Pity them, these experts so lacking in the happiness of innocent imagination. You know their secret, but they know nothing of the joys a child holds in their heart. Teach your children who these experts are, and why they’re sad. But most importantly of all, teach them of your joys — and share with them those things that can never be taken.
I don’t remember much from kindergarten. We lived on Tobey Road in Belmont, Massachusetts, a little town next to Cambridge and just a mile from Boston, in an old house my parents, Uncle John, and their friends had spent months renovating. My mother had grown up here and we knew good people who would help out on the weekend for cold beer, subs, and a project.
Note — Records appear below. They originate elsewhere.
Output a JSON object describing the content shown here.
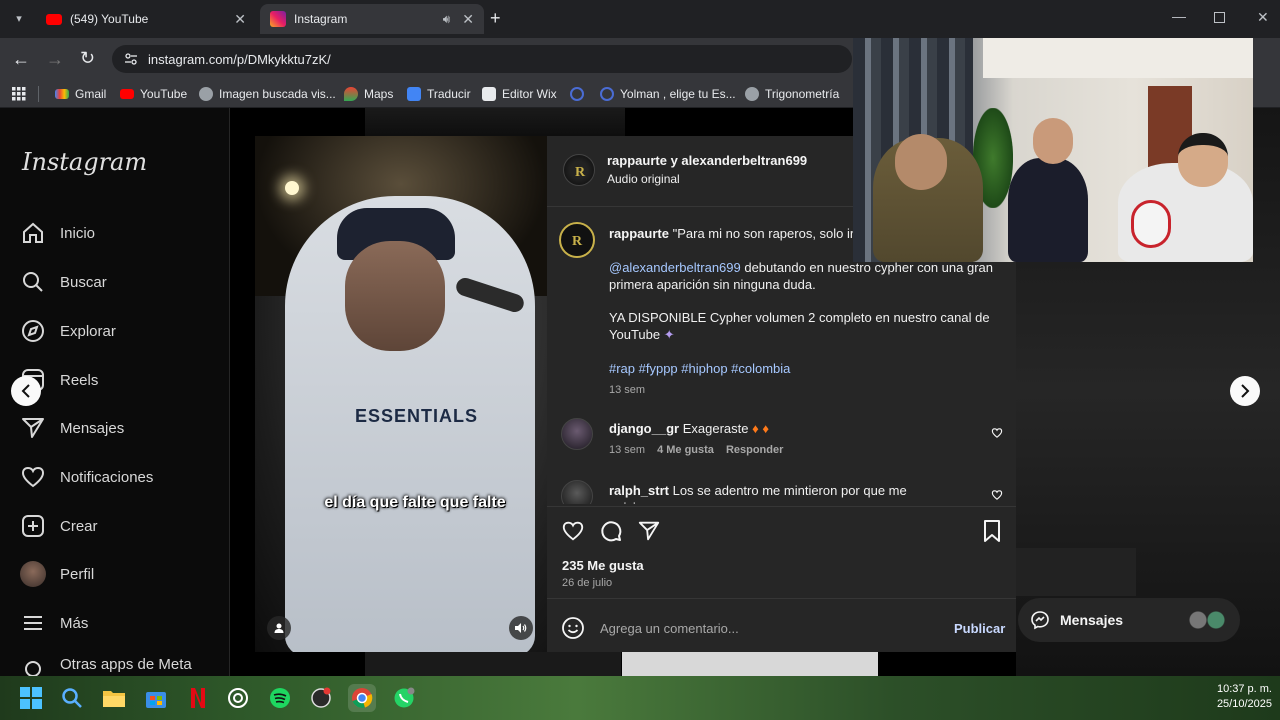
{
  "browser": {
    "tabs": [
      {
        "title": "(549) YouTube",
        "active": false
      },
      {
        "title": "Instagram",
        "active": true
      }
    ],
    "url": "instagram.com/p/DMkykktu7zK/",
    "bookmarks": [
      "Gmail",
      "YouTube",
      "Imagen buscada vis...",
      "Maps",
      "Traducir",
      "Editor Wix",
      "Yolman , elige tu Es...",
      "Trigonometría"
    ]
  },
  "sidebar": {
    "logo": "Instagram",
    "items": [
      "Inicio",
      "Buscar",
      "Explorar",
      "Reels",
      "Mensajes",
      "Notificaciones",
      "Crear",
      "Perfil",
      "Más",
      "Otras apps de Meta"
    ]
  },
  "video": {
    "subtitle": "el día que falte que falte",
    "hoodie_text": "ESSENTIALS"
  },
  "post": {
    "header_user": "rappaurte y alexanderbeltran699",
    "header_audio": "Audio original",
    "caption_user": "rappaurte",
    "caption_start": "\"Para mi no son raperos, solo ir",
    "mention": "@alexanderbeltran699",
    "caption_p1": " debutando en nuestro cypher con una gran primera aparición sin ninguna duda.",
    "caption_p2": "YA DISPONIBLE Cypher volumen 2 completo en nuestro canal de YouTube",
    "hashtags": "#rap #fyppp #hiphop #colombia",
    "caption_time": "13 sem",
    "comments": [
      {
        "user": "django__gr",
        "text": "Exageraste",
        "time": "13 sem",
        "likes": "4 Me gusta",
        "reply": "Responder"
      },
      {
        "user": "ralph_strt",
        "text": "Los se adentro me mintieron por que me quisieron"
      }
    ],
    "likes": "235 Me gusta",
    "date": "26 de julio",
    "comment_placeholder": "Agrega un comentario...",
    "publish": "Publicar"
  },
  "messages_pill": "Mensajes",
  "taskbar": {
    "time": "10:37 p. m.",
    "date": "25/10/2025"
  },
  "colors": {
    "accent_link": "#a6c8ff",
    "panel_bg": "#262626"
  }
}
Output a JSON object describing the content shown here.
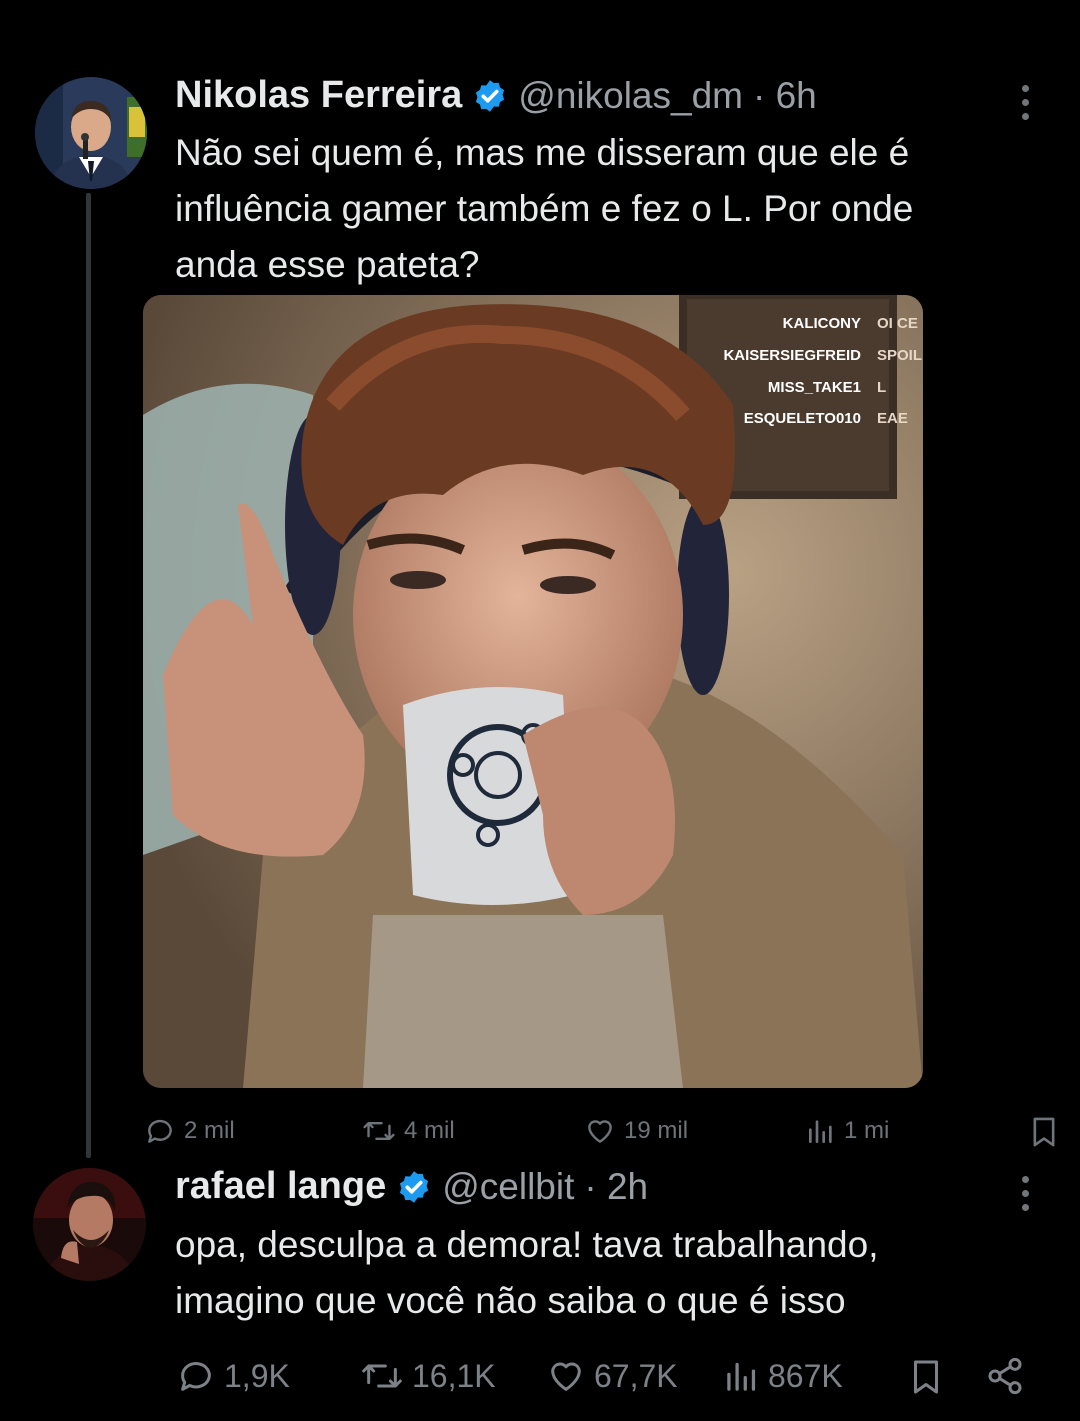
{
  "tweet1": {
    "display_name": "Nikolas Ferreira",
    "handle": "@nikolas_dm",
    "time": "· 6h",
    "text_lines": [
      "Não sei quem é, mas me disseram que ele é",
      "influência gamer também e fez o L. Por onde",
      "anda esse pateta?"
    ],
    "chat": [
      {
        "user": "KALICONY",
        "msg": "OI CE"
      },
      {
        "user": "KAISERSIEGFREID",
        "msg": "SPOIL"
      },
      {
        "user": "MISS_TAKE1",
        "msg": "L"
      },
      {
        "user": "ESQUELETO010",
        "msg": "EAE"
      }
    ],
    "stats": {
      "replies": "2 mil",
      "reposts": "4 mil",
      "likes": "19 mil",
      "views": "1 mi"
    }
  },
  "tweet2": {
    "display_name": "rafael lange",
    "handle": "@cellbit",
    "time": "· 2h",
    "text_lines": [
      "opa, desculpa a demora! tava trabalhando,",
      "imagino que você não saiba o que é isso"
    ],
    "stats": {
      "replies": "1,9K",
      "reposts": "16,1K",
      "likes": "67,7K",
      "views": "867K"
    }
  },
  "colors": {
    "background": "#000000",
    "text": "#e7e9ea",
    "secondary": "#71767b",
    "verified": "#1d9bf0"
  },
  "icons": [
    "verified-badge-icon",
    "more-icon",
    "reply-icon",
    "repost-icon",
    "like-icon",
    "views-icon",
    "bookmark-icon",
    "share-icon"
  ]
}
I remember our dog Cullen, a young Irish Setter, chasing our school bus all the way to Winn Brook Elementary School. I didn’t see him and he didn’t manage to find me before I shuffled indoors, but he passed the morning playfully knocking toddlers over in Joey’s Park until my mortified mother got a phone call to please pick up her pup.
I remember not long before, my dad had volunteered to help build Joey’s Park, the sprawling and beautiful school playground designed by the children who missed Joey O’Donnell, a little Winn Brook boy who lost his battle with Cystic Fibrosis. If I’d been looking the day Cullen went on an adventure, I’d have seen him jumping up and sniffing every terrified little kid’s face until he found his kid, and sometimes my imagination pretends I did watch the chaos, giggling on my tip-toes in the second-story classroom window.
I remember we were studying Dr. Seuss when the teacher came in and told us he had passed away. I don’t remember any tears; we were children, and I was surprised to learn Dr. Seuss had been a living man like dad or my Papa just the day before. I had always assumed men as big as he — whose influence seemed everywhere in life — were men from a different age than mine, and couldn’t imagine having shared five years of my own lifetime with the Dr. Seuss whose drawings were on my classroom’s walls and whose lonely, animated mountaintop villain had tried to steal the Whos’ Christmas when my mother was still just a little girl.
I remember I was surprised, and I also remember that classroom at that exact moment. We were sitting cross-legged on the floor, the windows looking down on the playground on our right, the little area where I’d get in trouble for deconstructing cardboard building bricks to build robots just behind my teachers, and the door to the hall, left of that.
In the years that followed, Dr. Seuss stuck around. From “The Cat in the Hat” to Cindy-Lou Who, who was no more than two, and the Grinch himself, whose place in our hearts couldn’t even be stolen by Jim Carey. When I left home for the last time after graduating college, my neighbor Courtney gave me a copy of “Oh, The Places You’ll Go!” with a written inscription wishing me luck on my way.
Massachusetts is a special place for the stories we learned when we were young. Louisa May Alcott based “Little Women” on growing up in a brown Concord home a short walk from where my family lived when I was in third grade. In Boston Public Gardens, you can see the little bronze sculptures of eight baby ducklings following their mother, a tribute to Robert McCloskey’s 1941 classic “Make Way For Ducklings.” The men who hunted Moby Dick set sail from New Bedford.
I look forward to the day I have children of my own, but whether it’s an Ed Emberley book on how to draw a haunted house, my mother’s cookie recipes, or the bittersweet story of Mike Mulligan and his heroic steam shovel, at my rare sentimental moments I like to share the memories of childhood with the children of my friends.